First Circuit Holds That Section 806 of the Sarbanes-Oxley Act Extends Only to Employees of Public Companies, Not Employees of Private Companies Who Are Contractors or Subcontractors for Covered Public Companies
In Lawson v. FMR LLC, No. 10-2240, 2012 U.S. App. LEXIS 2085 (1st Cir. Feb. 3, 2012), the United States Court of Appeals for the First Circuit, in a case of first impression, held that the whistleblower provision in Section 806 of Sarbanes-Oxley Act of 2002, 18 U.S.C. § 1514A (“SOX”), applies only to employees of public companies, and does not protect employees of private companies who are contractors or subcontractors for the covered public company. This decision, the first decision by a United States Court of Appeals on this issue, helps clarify the definition of “covered employee” under whistleblower provisions of SOX.
Plaintiffs Jackie Hosang Lawson and Jonathan M. Zang each brought separate actions in which they alleged unlawful retaliation by their employers in violation of the whistleblower protections of Section 806 of SOX. Section 806(a) of SOX provides, in relevant part, that “[n]o company with a class of securities registered under section 12 of the Securities Exchange Act of 1934 . . . or any officer, employee, contractor, subcontractor, or agent of such company, may discharge, demote, suspend, threaten, harass, or in any other manner discriminate against an employee in the terms and conditions of employment because of any lawful act done by the employee . . . . ”
The employers of Lawson and Zang were each private companies that provided advising or management services by contract to the Fidelity family of mutual funds. Lawson’s and Zang’s employers each moved to dismiss the claims arguing, in part, that the plaintiffs were not “covered employees” within the meaning of Section 806. The United States District Court for the District of Massachusetts denied the motions, ruling that the SOX whistleblower protection of Section 806 extended to employees of private agents, contractors and subcontractors to public companies. Defendants moved for an interlocutory appeal and the district court certified a “controlling question of law” to the First Circuit.

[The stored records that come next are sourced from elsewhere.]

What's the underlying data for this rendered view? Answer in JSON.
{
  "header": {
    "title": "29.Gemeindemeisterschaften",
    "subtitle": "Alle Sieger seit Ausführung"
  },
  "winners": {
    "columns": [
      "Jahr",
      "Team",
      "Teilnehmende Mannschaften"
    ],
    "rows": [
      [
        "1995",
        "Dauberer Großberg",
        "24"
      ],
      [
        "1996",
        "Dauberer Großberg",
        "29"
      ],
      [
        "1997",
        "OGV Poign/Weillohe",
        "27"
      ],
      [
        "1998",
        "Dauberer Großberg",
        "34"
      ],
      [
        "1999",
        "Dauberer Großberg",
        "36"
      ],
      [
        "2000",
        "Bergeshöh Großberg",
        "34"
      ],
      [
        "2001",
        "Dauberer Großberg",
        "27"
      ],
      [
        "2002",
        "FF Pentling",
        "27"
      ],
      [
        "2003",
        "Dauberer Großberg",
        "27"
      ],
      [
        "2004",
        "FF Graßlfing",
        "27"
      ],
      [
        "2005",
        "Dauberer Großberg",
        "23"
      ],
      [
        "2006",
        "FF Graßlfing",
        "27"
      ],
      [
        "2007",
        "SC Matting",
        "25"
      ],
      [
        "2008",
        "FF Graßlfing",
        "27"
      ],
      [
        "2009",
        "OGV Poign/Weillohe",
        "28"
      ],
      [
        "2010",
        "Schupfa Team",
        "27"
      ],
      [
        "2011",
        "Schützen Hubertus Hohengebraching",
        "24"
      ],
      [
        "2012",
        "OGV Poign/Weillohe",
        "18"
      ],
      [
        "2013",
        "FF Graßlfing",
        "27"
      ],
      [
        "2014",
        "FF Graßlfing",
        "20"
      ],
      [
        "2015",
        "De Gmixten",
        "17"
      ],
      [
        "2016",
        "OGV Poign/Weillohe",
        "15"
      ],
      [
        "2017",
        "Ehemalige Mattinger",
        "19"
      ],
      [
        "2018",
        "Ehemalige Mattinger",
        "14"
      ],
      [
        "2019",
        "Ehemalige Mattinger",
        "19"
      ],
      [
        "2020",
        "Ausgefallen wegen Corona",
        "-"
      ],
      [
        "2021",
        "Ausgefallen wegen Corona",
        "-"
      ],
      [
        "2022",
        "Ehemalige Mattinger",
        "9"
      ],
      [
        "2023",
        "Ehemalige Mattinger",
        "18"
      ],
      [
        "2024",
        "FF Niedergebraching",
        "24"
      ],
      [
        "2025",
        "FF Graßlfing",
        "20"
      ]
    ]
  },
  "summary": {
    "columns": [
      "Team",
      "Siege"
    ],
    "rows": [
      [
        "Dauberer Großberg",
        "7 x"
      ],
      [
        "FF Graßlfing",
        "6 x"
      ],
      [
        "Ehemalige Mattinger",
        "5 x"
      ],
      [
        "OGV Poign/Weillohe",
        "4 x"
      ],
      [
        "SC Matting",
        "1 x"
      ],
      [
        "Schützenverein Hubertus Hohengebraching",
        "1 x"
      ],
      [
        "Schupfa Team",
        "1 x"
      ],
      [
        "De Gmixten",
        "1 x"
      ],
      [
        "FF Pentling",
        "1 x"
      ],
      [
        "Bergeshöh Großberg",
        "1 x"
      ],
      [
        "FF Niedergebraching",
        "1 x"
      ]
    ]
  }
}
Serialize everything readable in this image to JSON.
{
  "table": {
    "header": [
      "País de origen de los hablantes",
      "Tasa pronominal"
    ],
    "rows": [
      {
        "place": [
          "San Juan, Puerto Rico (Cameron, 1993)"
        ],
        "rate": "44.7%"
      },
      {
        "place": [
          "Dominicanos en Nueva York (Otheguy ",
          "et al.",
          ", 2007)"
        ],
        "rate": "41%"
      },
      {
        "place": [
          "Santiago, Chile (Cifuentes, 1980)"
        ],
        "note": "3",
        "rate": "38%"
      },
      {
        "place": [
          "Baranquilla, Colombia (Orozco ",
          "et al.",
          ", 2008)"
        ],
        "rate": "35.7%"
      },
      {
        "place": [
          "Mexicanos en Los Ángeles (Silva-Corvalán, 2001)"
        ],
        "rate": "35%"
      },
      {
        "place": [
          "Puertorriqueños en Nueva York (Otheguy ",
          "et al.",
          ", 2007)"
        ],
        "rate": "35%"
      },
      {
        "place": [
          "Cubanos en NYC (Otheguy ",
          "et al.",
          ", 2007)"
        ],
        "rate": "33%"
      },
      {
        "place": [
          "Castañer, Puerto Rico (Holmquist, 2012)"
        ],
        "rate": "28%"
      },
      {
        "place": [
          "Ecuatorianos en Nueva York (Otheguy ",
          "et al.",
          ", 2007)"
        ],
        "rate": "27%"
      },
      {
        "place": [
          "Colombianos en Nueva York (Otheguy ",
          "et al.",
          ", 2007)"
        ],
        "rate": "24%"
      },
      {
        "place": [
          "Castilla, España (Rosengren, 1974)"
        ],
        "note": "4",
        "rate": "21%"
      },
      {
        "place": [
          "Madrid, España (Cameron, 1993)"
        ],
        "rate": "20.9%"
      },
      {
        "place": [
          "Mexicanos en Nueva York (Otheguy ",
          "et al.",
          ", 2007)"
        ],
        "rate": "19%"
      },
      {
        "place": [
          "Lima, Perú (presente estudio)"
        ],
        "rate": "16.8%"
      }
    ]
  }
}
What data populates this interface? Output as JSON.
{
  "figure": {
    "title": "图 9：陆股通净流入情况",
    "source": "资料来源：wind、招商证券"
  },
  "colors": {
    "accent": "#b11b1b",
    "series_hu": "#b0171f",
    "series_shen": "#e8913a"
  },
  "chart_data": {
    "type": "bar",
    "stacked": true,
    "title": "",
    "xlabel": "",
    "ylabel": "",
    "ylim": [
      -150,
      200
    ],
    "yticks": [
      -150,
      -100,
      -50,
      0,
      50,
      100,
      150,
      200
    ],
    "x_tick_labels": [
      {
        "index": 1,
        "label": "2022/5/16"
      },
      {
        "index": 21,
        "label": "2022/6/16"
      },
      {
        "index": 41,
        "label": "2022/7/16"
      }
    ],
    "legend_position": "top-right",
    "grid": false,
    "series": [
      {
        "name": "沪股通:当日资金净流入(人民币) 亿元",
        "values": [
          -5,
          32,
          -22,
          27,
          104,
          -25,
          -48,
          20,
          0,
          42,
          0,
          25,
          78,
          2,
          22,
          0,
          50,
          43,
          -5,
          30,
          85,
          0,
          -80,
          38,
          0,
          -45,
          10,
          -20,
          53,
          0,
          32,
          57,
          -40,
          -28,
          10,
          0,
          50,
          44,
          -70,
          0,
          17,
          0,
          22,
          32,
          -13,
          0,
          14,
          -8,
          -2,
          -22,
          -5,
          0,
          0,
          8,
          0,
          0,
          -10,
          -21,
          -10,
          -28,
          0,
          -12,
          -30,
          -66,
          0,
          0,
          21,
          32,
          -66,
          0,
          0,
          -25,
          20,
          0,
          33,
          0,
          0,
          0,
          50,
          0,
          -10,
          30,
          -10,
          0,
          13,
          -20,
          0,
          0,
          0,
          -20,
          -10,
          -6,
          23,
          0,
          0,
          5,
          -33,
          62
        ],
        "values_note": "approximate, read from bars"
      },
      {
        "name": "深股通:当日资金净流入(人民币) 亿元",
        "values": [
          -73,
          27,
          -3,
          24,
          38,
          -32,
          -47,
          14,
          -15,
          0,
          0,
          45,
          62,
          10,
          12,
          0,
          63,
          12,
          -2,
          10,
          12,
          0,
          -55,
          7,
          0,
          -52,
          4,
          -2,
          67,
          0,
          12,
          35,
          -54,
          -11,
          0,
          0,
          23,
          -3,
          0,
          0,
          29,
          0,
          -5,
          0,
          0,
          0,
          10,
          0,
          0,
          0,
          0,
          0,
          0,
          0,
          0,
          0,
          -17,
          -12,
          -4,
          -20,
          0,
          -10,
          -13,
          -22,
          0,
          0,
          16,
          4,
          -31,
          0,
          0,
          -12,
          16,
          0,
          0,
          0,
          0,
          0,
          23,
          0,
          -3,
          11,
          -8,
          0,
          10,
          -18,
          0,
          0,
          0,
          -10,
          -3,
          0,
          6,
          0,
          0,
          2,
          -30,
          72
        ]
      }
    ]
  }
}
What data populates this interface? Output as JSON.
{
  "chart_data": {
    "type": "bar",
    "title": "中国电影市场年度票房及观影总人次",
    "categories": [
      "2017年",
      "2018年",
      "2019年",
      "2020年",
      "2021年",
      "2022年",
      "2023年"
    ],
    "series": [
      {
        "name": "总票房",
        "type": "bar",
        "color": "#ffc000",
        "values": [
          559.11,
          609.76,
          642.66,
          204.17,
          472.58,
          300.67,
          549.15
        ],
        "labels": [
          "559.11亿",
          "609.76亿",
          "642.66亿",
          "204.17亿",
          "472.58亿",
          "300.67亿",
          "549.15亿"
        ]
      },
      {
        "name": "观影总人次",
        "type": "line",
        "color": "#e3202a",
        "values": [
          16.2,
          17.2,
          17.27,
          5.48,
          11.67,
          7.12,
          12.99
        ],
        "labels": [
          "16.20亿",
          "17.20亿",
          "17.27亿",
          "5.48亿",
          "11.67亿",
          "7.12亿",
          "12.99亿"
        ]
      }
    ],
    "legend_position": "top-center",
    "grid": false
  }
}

On appeal, the First Circuit limited its review to the question certified by the district court: “Does the whistleblower protection afforded by Section 806(a) of the Sarbanes-Oxley Act, 18 U.S.C. § 1514A, apply to an employee of a contractor or subcontractor of a public company, when that employee reports activity which he or she reasonably believes may constitute a violation of 18 U.S.C. §§ 1341, 1343, 1344, or 1348.” Upon reviewing the language and legislative history of the statute, the First Circuit concluded that the whistleblower protections of Section 806(a) do not extend to an employee of a contractor or subcontractor and, accordingly, reversed the holding of the district court.
In reaching its conclusion, the First Circuit scrutinized the language and legislative history of the statute to determine the true intent of Congress. Initially, the First Circuit looked to the plain language of the statute. Given the language of the statute, the Court held that the “more natural reading” of the statute is that “only employees of the defined public companies are covered by this whistleblower provision . . . [because] the clause officer, employee, contractor, subcontractor or agent of such company goes to who is prohibited from retaliating or discriminating, not who is a covered employee . . . .”
Next, the First Circuit held that the title and caption of Section 806 also supported its finding. The caption of Section 806 is titled “Protection for Employees of Publicly Traded Companies who Provide Evidence of Fraud” while the caption of Section 806(a) is titled “Whistleblower protection for employees of publicly traded companies.” Based upon the plain language of these captions, the First Circuit held that only employees of publicly traded companies are protected by the whistleblower provision in the statute. Similarly, the First Circuit also noted that Congress enacted other whistleblower protections in SOX which are broader than the provisions included in Section 806(a), thereby evidencing an intent to keep the scope of the statute narrow. For instance, 18 U.S.C. § 1513, which concerns retaliation against informants, “requires neither a public company, nor an employment relationship, nor a securities law violation to trigger coverage . . . [whereas] [t]he scope of § 1514A is, by contrast, conspicuously narrow.”
Finally, the First Circuit held that the legislative history of Section 806(a) confirms that it does not apply to employees of private companies. Specifically, the First Circuit noted that the statute was amended in 2010 to explicitly extend whistleblower coverage to employees of public companies’ subsidiaries and nothing in the reports of the Senate committee indicates that Congress intended to extend the protections of the statute to employees of contractors and subcontractors of publicly traded companies.
In light of the First Circuit’s ruling, the definition of the term “covered employee” has been clarified and the group of persons potentially covered by the protections of Section 806(a) have been significantly narrowed to include only employees of publicly traded companies — not employees of contractors and subcontractors who provide services to the publicly traded companies.